In 2026, Dr. Hoang’s laboratory will characterize generated neurons in a mouse model of photoreceptor degeneration, and develop an AAV-based approach to reprogram Müller glia.
Specific Aims:
Aim1. Determine the impact of photoreceptor degeneration on the regenerative outcomes of Müller glial cells
Aim2. develop a AAV-based strategy to drive Müller glia reprogramming via Insm1 expression.
Progress in 2025
Resulting from 2025 studies, Dr. Hoang’s lab generated a transgenic mouse line that allows for the over expression of Insm1 specifically in adult retinal Müller glia. The team found Insm1 over expression alone did not result in obvious Müller glia cell reprogramming and neurogenesis.
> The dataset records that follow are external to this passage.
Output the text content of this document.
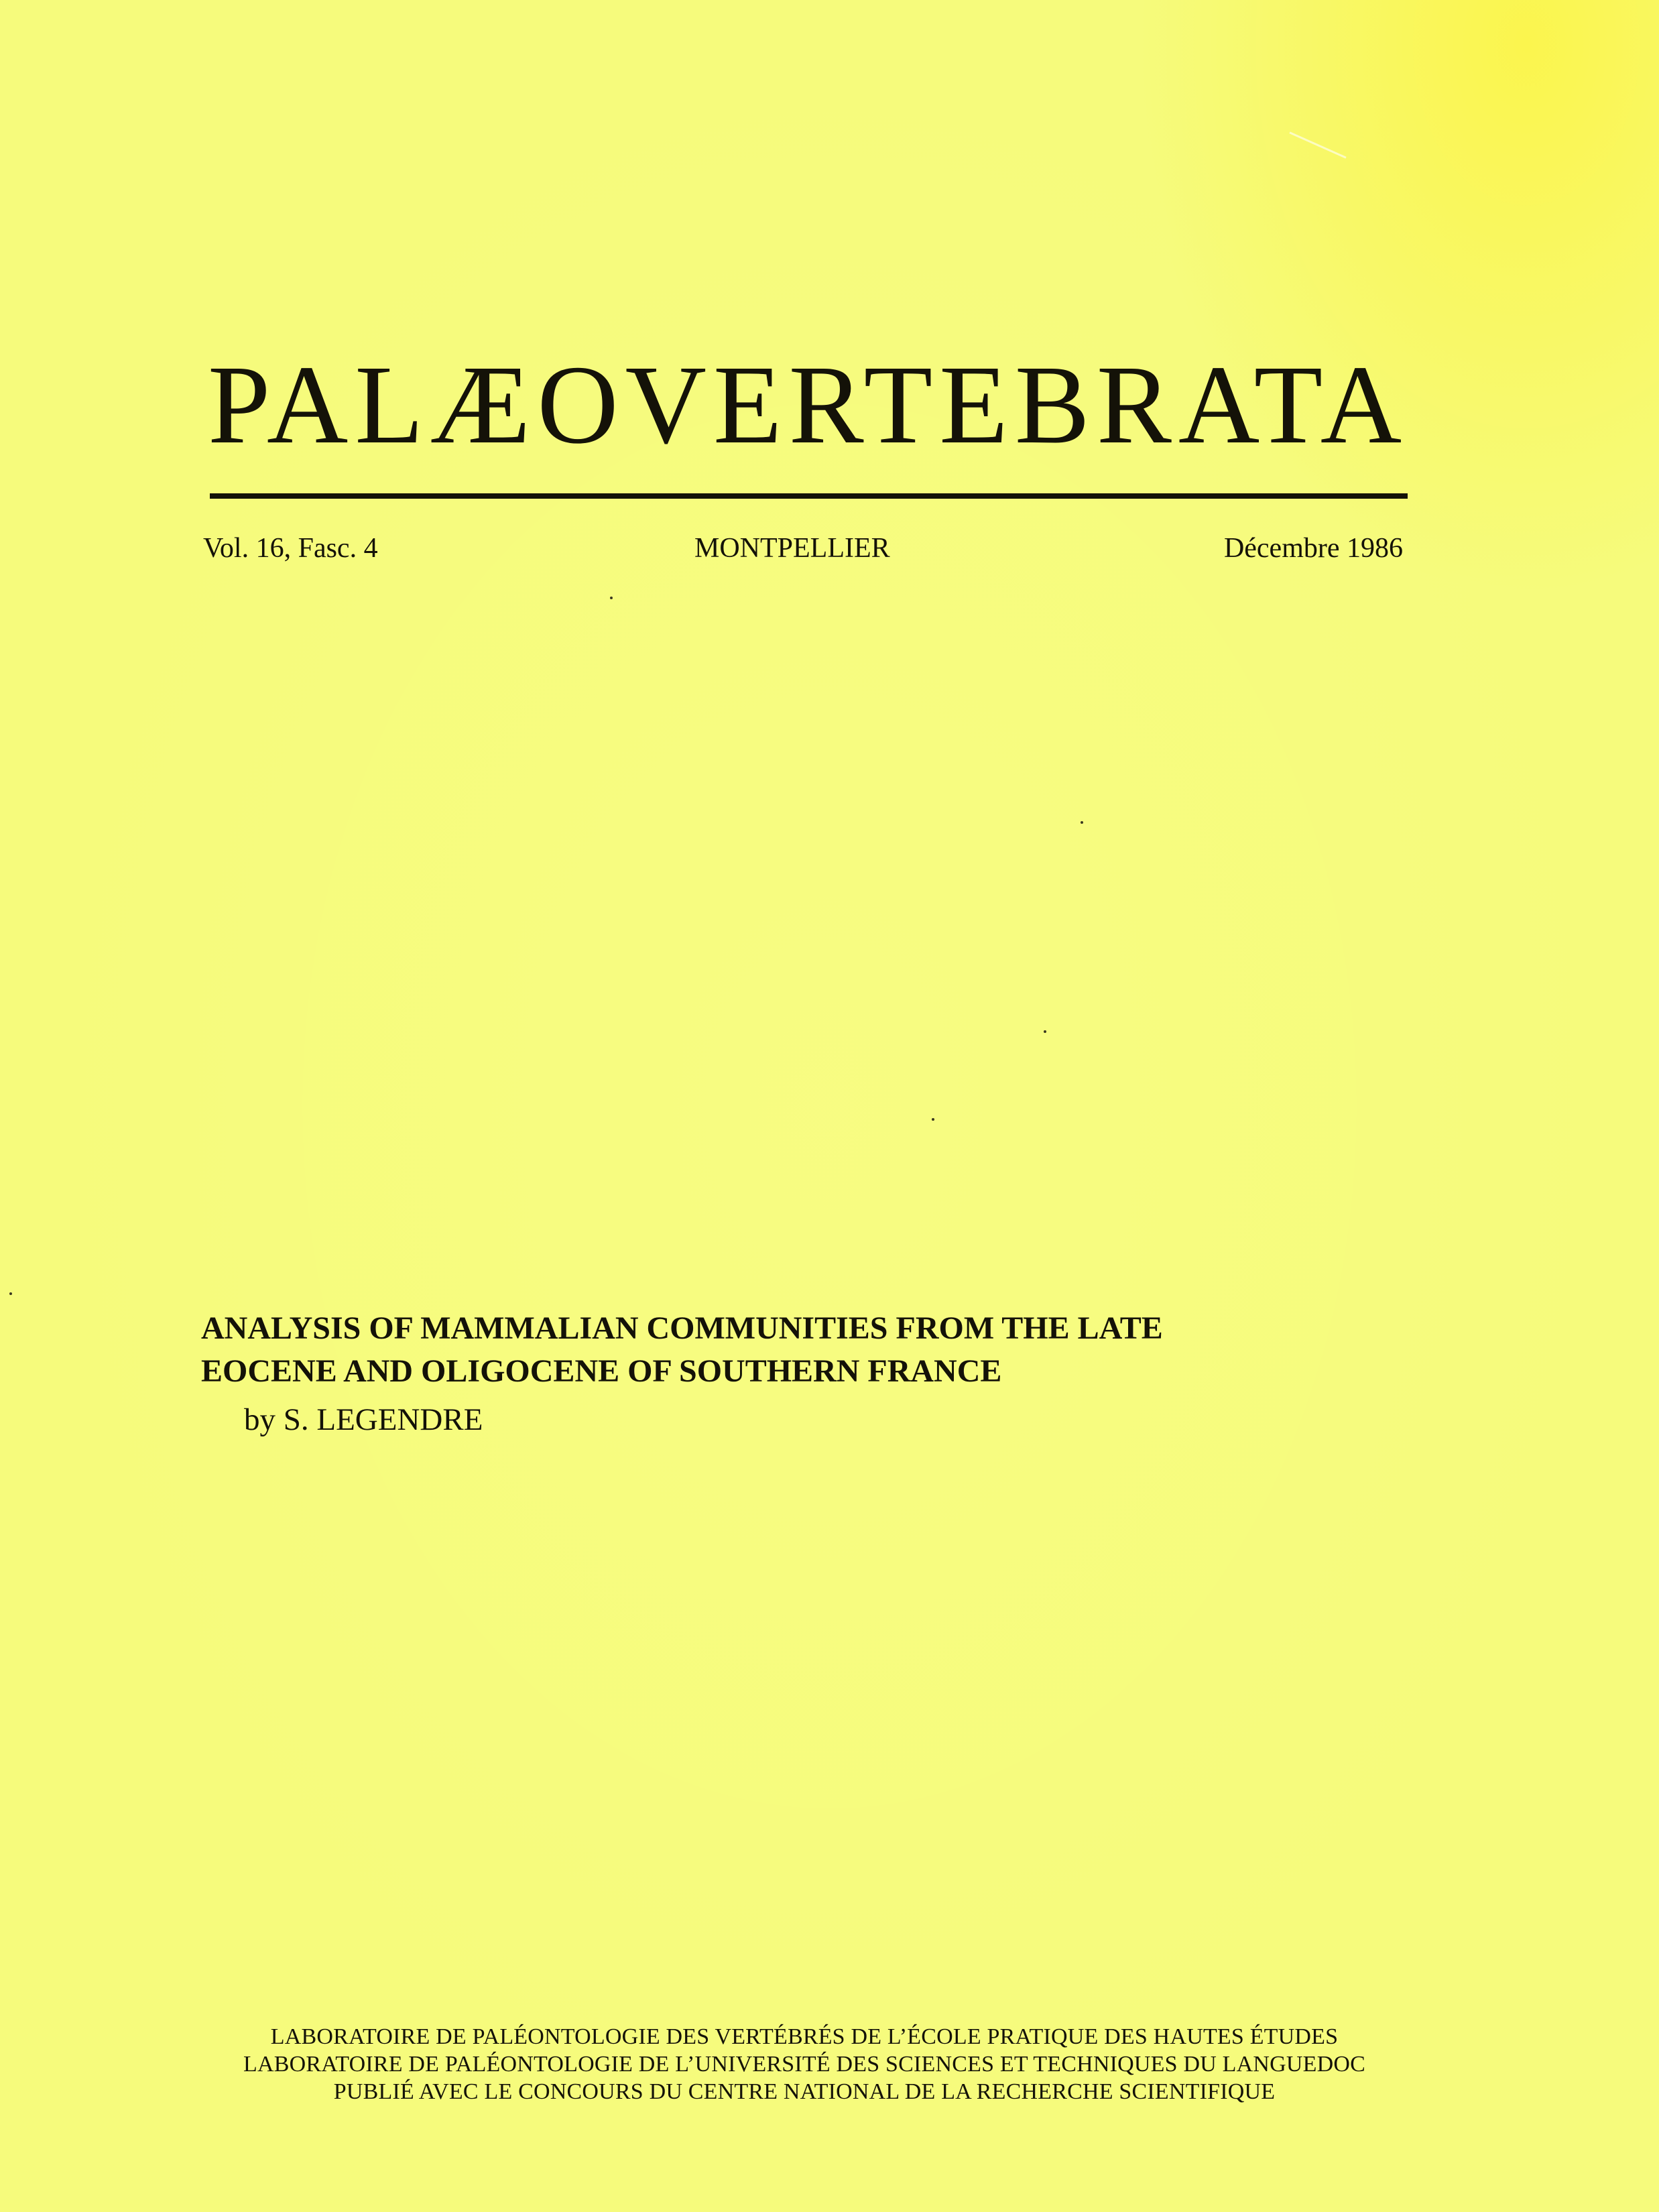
PALÆOVERTEBRATA
Vol. 16, Fasc. 4	MONTPELLIER	Décembre 1986
ANALYSIS OF MAMMALIAN COMMUNITIES FROM THE LATE
EOCENE AND OLIGOCENE OF SOUTHERN FRANCE
by S. LEGENDRE
LABORATOIRE DE PALÉONTOLOGIE DES VERTÉBRÉS DE L’ÉCOLE PRATIQUE DES HAUTES ÉTUDES
LABORATOIRE DE PALÉONTOLOGIE DE L’UNIVERSITÉ DES SCIENCES ET TECHNIQUES DU LANGUEDOC
PUBLIÉ AVEC LE CONCOURS DU CENTRE NATIONAL DE LA RECHERCHE SCIENTIFIQUE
However, combined Insm1 over expression and inhibition of Notch signaling results in a robust generation of retinal neurons in adult mice. These generated neurons represent a diverse type of retinal neurons. The team also found for the first time, neurons expressing cone photoreceptor markers were also generated.
Progress in 2024
During 2024, Dr. Hoang performed retinal-specific deletion of Insm1 during mouse development, and found that loss of Insm1 did not result in an obvious defect in retinal cell type formation. However, Insm1 deletion resulted in progressive retinal degeneration and gliosis. Furthermore, Dr. Hoang also found that Insm1 over expression substantially enhances the regeneration of neurons from Notch signaling-deficient Müller glia cells in adult mice.